The external fund manager backed by Berkshire Hathaway's Charlie Munger, Li Lu, makes no bones about it when he says 'The biggest investment risk is not the volatility of prices, but whether you will suffer a permanent loss of capital.' It's only natural to consider a company's balance sheet when you examine how risky it is, since debt is often involved when a business collapses. We note that Eksons Corporation Berhad (KLSE:EKSONS) does have debt on its balance sheet. But the real question is whether this debt is making the company risky.
Why Does Debt Bring Risk?
Generally speaking, debt only becomes a real problem when a company can't easily pay it off, either by raising capital or with its own cash flow. In the worst case scenario, a company can go bankrupt if it cannot pay its creditors. However, a more usual (but still expensive) situation is where a company must dilute shareholders at a cheap share price simply to get debt under control. Of course, the upside of debt is that it often represents cheap capital, especially when it replaces dilution in a company with the ability to reinvest at high rates of return. When we examine debt levels, we first consider both cash and debt levels, together.
What Is Eksons Corporation Berhad's Net Debt?
The chart below, which you can click on for greater detail, shows that Eksons Corporation Berhad had RM16.8m in debt in September 2021; about the same as the year before. But it also has RM216.7m in cash to offset that, meaning it has RM199.9m net cash.
A Look At Eksons Corporation Berhad's Liabilities
According to the last reported balance sheet, Eksons Corporation Berhad had liabilities of RM24.6m due within 12 months, and liabilities of RM22.8m due beyond 12 months. Offsetting these obligations, it had cash of RM216.7m as well as receivables valued at RM6.21m due within 12 months. So it actually has RM175.5m more liquid assets than total liabilities.
This luscious liquidity implies that Eksons Corporation Berhad's balance sheet is sturdy like a giant sequoia tree. With this in mind one could posit that its balance sheet means the company is able to handle some adversity. Succinctly put, Eksons Corporation Berhad boasts net cash, so it's fair to say it does not have a heavy debt load! There's no doubt that we learn most about debt from the balance sheet. But it is Eksons Corporation Berhad's earnings that will influence how the balance sheet holds up in the future. So when considering debt, it's definitely worth looking at the earnings trend. Click here for an interactive snapshot.
In the last year Eksons Corporation Berhad wasn't profitable at an EBIT level, but managed to grow its revenue by 77%, to RM84m. With any luck the company will be able to grow its way to profitability.
So How Risky Is Eksons Corporation Berhad?
Although Eksons Corporation Berhad had an earnings before interest and tax (EBIT) loss over the last twelve months, it made a statutory profit of RM1.2m. So taking that on face value, and considering the cash, we don't think its very risky in the near term. Given it also grew revenue by 77% over the last year, we think there's a good chance the company is on track. So this may well be an interesting business to watch grow. There's no doubt that we learn most about debt from the balance sheet. But ultimately, every company can contain risks that exist outside of the balance sheet. Be aware that Eksons Corporation Berhad is showing 3 warning signs in our investment analysis , you should know about...

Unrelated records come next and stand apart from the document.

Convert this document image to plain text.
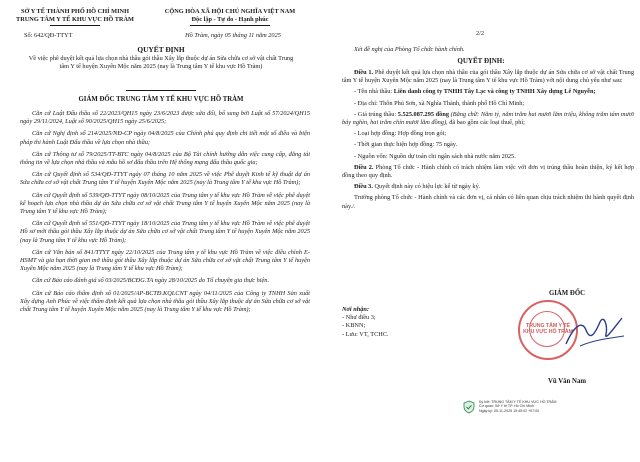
SỞ Y TẾ THÀNH PHỐ HỒ CHÍ MINH
TRUNG TÂM Y TẾ KHU VỰC HỒ TRÀM
CỘNG HÒA XÃ HỘI CHỦ NGHĨA VIỆT NAM
Độc lập - Tự do - Hạnh phúc
Số: 642/QĐ-TTYT	Hồ Tràm, ngày 05 tháng 11 năm 2025
QUYẾT ĐỊNH
Về việc phê duyệt kết quả lựa chọn nhà thầu gói thầu Xây lắp thuộc dự án Sửa chữa cơ sở vật chất Trung tâm Y tế huyện Xuyên Mộc năm 2025 (nay là Trung tâm Y tế khu vực Hồ Tràm)
GIÁM ĐỐC TRUNG TÂM Y TẾ KHU VỰC HỒ TRÀM
Căn cứ Luật Đấu thầu số 22/2023/QH15 ngày 23/6/2023 được sửa đổi, bổ sung bởi Luật số 57/2024/QH15 ngày 29/11/2024, Luật số 90/2025/QH15 ngày 25/6/2025;
Căn cứ Nghị định số 214/2025/NĐ-CP ngày 04/8/2025 của Chính phủ quy định chi tiết một số điều và biện pháp thi hành Luật Đấu thầu về lựa chọn nhà thầu;
Căn cứ Thông tư số 79/2025/TT-BTC ngày 04/8/2025 của Bộ Tài chính hướng dẫn việc cung cấp, đăng tải thông tin về lựa chọn nhà thầu và mẫu hồ sơ đấu thầu trên Hệ thống mạng đấu thầu quốc gia;
Căn cứ Quyết định số 534/QĐ-TTYT ngày 07 tháng 10 năm 2025 về việc Phê duyệt Kinh tế kỹ thuật dự án Sửa chữa cơ sở vật chất Trung tâm Y tế huyện Xuyên Mộc năm 2025 (nay là Trung tâm Y tế khu vực Hồ Tràm);
Căn cứ Quyết định số 539/QĐ-TTYT ngày 08/10/2025 của Trung tâm y tế khu vực Hồ Tràm về việc phê duyệt kế hoạch lựa chọn nhà thầu dự án Sửa chữa cơ sở vật chất Trung tâm Y tế huyện Xuyên Mộc năm 2025 (nay là Trung tâm Y tế khu vực Hồ Tràm);
Căn cứ Quyết định số 551/QĐ-TTYT ngày 18/10/2025 của Trung tâm y tế khu vực Hồ Tràm về việc phê duyệt Hồ sơ mời thầu gói thầu Xây lắp thuộc dự án Sửa chữa cơ sở vật chất Trung tâm Y tế huyện Xuyên Mộc năm 2025 (nay là Trung tâm Y tế khu vực Hồ Tràm);
Căn cứ Văn bản số 841/TTYT ngày 22/10/2025 của Trung tâm y tế khu vực Hồ Tràm về việc điều chỉnh E-HSMT và gia hạn thời gian mở thầu gói thầu Xây lắp thuộc dự án Sửa chữa cơ sở vật chất Trung tâm Y tế huyện Xuyên Mộc năm 2025 (nay là Trung tâm Y tế khu vực Hồ Tràm);
Căn cứ Báo cáo đánh giá số 03/2025/BCĐG.TA ngày 28/10/2025 do Tổ chuyên gia thực hiện.
Căn cứ Báo cáo thẩm định số 01/2025/AP-BCTĐ.KQLCNT ngày 04/11/2025 của Công ty TNHH Sản xuất Xây dựng Anh Phúc về việc thẩm định kết quả lựa chọn nhà thầu gói thầu Xây lắp thuộc dự án Sửa chữa cơ sở vật chất Trung tâm Y tế huyện Xuyên Mộc năm 2025 (nay là Trung tâm Y tế khu vực Hồ Tràm);
2/2
Xét đề nghị của Phòng Tổ chức hành chính.
QUYẾT ĐỊNH:
Điều 1. Phê duyệt kết quả lựa chọn nhà thầu của gói thầu Xây lắp thuộc dự án Sửa chữa cơ sở vật chất Trung tâm Y tế huyện Xuyên Mộc năm 2025 (nay là Trung tâm Y tế khu vực Hồ Tràm) với nội dung chủ yếu như sau:
- Tên nhà thầu: Liên danh công ty TNHH Tây Lạc và công ty TNHH Xây dựng Lê Nguyễn;
- Địa chỉ: Thôn Phú Sơn, xã Nghĩa Thành, thành phố Hồ Chí Minh;
- Giá trúng thầu: 5.525.087.295 đồng (Bằng chữ: Năm tỷ, năm trăm hai mươi lăm triệu, không trăm tám mươi bảy nghìn, hai trăm chín mươi lăm đồng), đã bao gồm các loại thuế, phí;
- Loại hợp đồng: Hợp đồng trọn gói;
- Thời gian thực hiện hợp đồng: 75 ngày.
- Nguồn vốn: Nguồn dự toán chi ngân sách nhà nước năm 2025.
Điều 2. Phòng Tổ chức - Hành chính có trách nhiệm làm việc với đơn vị trúng thầu hoàn thiện, ký kết hợp đồng theo quy định.
Điều 3. Quyết định này có hiệu lực kể từ ngày ký.
Trưởng phòng Tổ chức - Hành chính và các đơn vị, cá nhân có liên quan chịu trách nhiệm thi hành quyết định này./.
Nơi nhận:
- Như điều 3;
- KBNN;
- Lưu: VT, TCHC.
GIÁM ĐỐC
TRUNG TÂM Y TẾ KHU VỰC HỒ TRÀM
Vũ Văn Nam
Ký bởi: TRUNG TÂM Y TẾ KHU VỰC HỒ TRÀM
Cơ quan: Sở Y tế TP. Hồ Chí Minh
Ngày ký: 05-11-2025 15:45:02 +07:00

When all is said and done, sometimes its easier to focus on companies that don't even need debt. Readers can access a list of growth stocks with zero net debt 100% free, right now.
This article by Simply Wall St is general in nature. We provide commentary based on historical data and analyst forecasts only using an unbiased methodology and our articles are not intended to be financial advice. It does not constitute a recommendation to buy or sell any stock, and does not take account of your objectives, or your financial situation. We aim to bring you long-term focused analysis driven by fundamental data. Note that our analysis may not factor in the latest price-sensitive company announcements or qualitative material. Simply Wall St has no position in any stocks mentioned.